Derivatives in the cryptocurrency market (2)
Cryptocurrency trading and investing are still becoming increasingly popular. As more people are drawn to the young market, more financial products are becoming available to speculate on price movements. These products derive their value from an underlying asset, the spot market, and are known as derivatives. Most of these are based on Bitcoin, but we can see than an increasing number of cryptocurrencies are targeted to have their own derivatives.
There are currently multiple derivatives available to trade on the cryptocurrency market. Each has its own advantages compared to simply trading the spot price.
Simply put, futures are contracts to buy or sell a certain product in the future at a specified price. A lot of future traders do not actually wish to own the underlying asset and therefore close their position before expiration. While futures usually have an expiration date, there are a lot of perpetual futures available when it comes to trading cryptocurrencies.
Futures allow for the possibility to leverage your capital as exchanges currently offer up to 125x leverage for their future contracts. The exact leverage differs per exchange and product. Futures used for both speculation as well as hedging since short positions are possible.
The derivative product in the cryptocurrency market with the highest trading volume is the perpetual swap. This product acts like a future without any expiration date. However, a feature that is unique to the perpetual swap is the funding rate. When the price of the perpetual swap moves above the spot price, those that are long must pay the funding rate to those with short positions. The opposite is true when the spot price is less than the price of the perpetual swap. In this way, the holders of the perpetual swaps are incentivized to close their positions when the price is too far from the spot price and they are supposed to pay for holding their positions. By closing their positions, they push the price of the perpetual swap towards the spot price.
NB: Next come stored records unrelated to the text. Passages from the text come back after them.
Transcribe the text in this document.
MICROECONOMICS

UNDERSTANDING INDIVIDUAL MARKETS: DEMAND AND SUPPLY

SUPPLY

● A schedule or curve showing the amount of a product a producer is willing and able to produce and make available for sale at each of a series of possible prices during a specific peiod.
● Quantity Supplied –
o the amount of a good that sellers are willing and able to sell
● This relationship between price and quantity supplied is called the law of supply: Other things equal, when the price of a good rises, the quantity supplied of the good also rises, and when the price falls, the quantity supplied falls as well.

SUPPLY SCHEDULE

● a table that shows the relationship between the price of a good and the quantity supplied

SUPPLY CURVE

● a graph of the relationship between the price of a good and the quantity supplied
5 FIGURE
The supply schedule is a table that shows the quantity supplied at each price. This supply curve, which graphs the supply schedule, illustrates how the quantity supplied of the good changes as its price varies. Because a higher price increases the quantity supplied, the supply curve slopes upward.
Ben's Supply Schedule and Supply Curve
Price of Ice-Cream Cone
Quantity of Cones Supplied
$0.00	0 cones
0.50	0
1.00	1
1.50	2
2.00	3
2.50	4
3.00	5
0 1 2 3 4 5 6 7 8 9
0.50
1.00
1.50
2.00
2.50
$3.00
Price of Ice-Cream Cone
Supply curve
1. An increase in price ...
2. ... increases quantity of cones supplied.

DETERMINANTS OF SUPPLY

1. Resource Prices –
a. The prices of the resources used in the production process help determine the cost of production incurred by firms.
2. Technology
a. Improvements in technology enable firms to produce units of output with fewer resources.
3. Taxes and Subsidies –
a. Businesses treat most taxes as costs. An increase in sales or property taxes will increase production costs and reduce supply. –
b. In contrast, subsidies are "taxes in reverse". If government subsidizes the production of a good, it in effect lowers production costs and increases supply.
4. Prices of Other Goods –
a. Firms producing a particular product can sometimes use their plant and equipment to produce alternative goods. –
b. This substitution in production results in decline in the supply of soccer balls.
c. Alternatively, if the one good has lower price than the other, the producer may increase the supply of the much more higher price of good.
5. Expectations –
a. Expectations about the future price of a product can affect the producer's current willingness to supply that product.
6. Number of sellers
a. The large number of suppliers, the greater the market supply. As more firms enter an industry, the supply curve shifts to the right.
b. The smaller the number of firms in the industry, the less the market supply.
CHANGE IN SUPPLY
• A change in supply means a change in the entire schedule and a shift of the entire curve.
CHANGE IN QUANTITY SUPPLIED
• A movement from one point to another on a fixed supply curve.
The use of the term “perpetual swap” in the cryptocurrency market is technically incorrect. A traditional swap is a series of forward contracts, which are agreements in advance to make a trade at a certain date at a certain price. The only time money is exchanged is at the expiration of the contract.
Traditionally speaking, transactions of swaps are OTC transactions that are not subject to direct regulation, whereas futures are traded on the exchange. On cryptocurrency markets, the perpetual swaps are openly traded on exchanges.
CFD’s, or Contracts for Difference, are similar to futures although futures are usually traded on exchanges between traders whereas CFDs are often directly traded with brokers. With CFDs, it is also never meant for the ownership of the underlying asset to change hands but strictly to speculate on price movements. Just as with futures, CFDs can be used to both speculate as well as hedge by short selling.
There are both call and put options. Call options give the holder the right to buy the underlying asset at a specified price, known as the strike, and have an expiration date at which this is possible. The same goes for put options. Only here, the holder has the right to sell the underlying asset at the strike at the expiration date.
Writing options is also a possibility. When you write a call option, you have the obligation to sell the underlying asset at the strike at expiration. When writing a put option, you will be obligated to buy the underlying asset at the strike
The possible trading strategies with options seem endless due to the many ways options with different strike prices and expiration dates can be combined. They can be used both to directly speculate or simply lower risk of an investment in the underlying asset.
ETP’s, or Exchange-Traded Product, are products on the traditional stock markets that are backed by other asset(s). During the second half of 2018 the first ETP was launched in Switzerland, the Amun Crypto Basket Index ETP. The assets that this ETP represented, were the five largest cryptocurrencies by market cap at the time of launch. Last year, another ETP was launched in Switzerland. This time it was fully backed by Bitcoin.
The ETP is not used to hedge existing positions in cryptocurrencies but merely to gain exposure through the stock market in this case.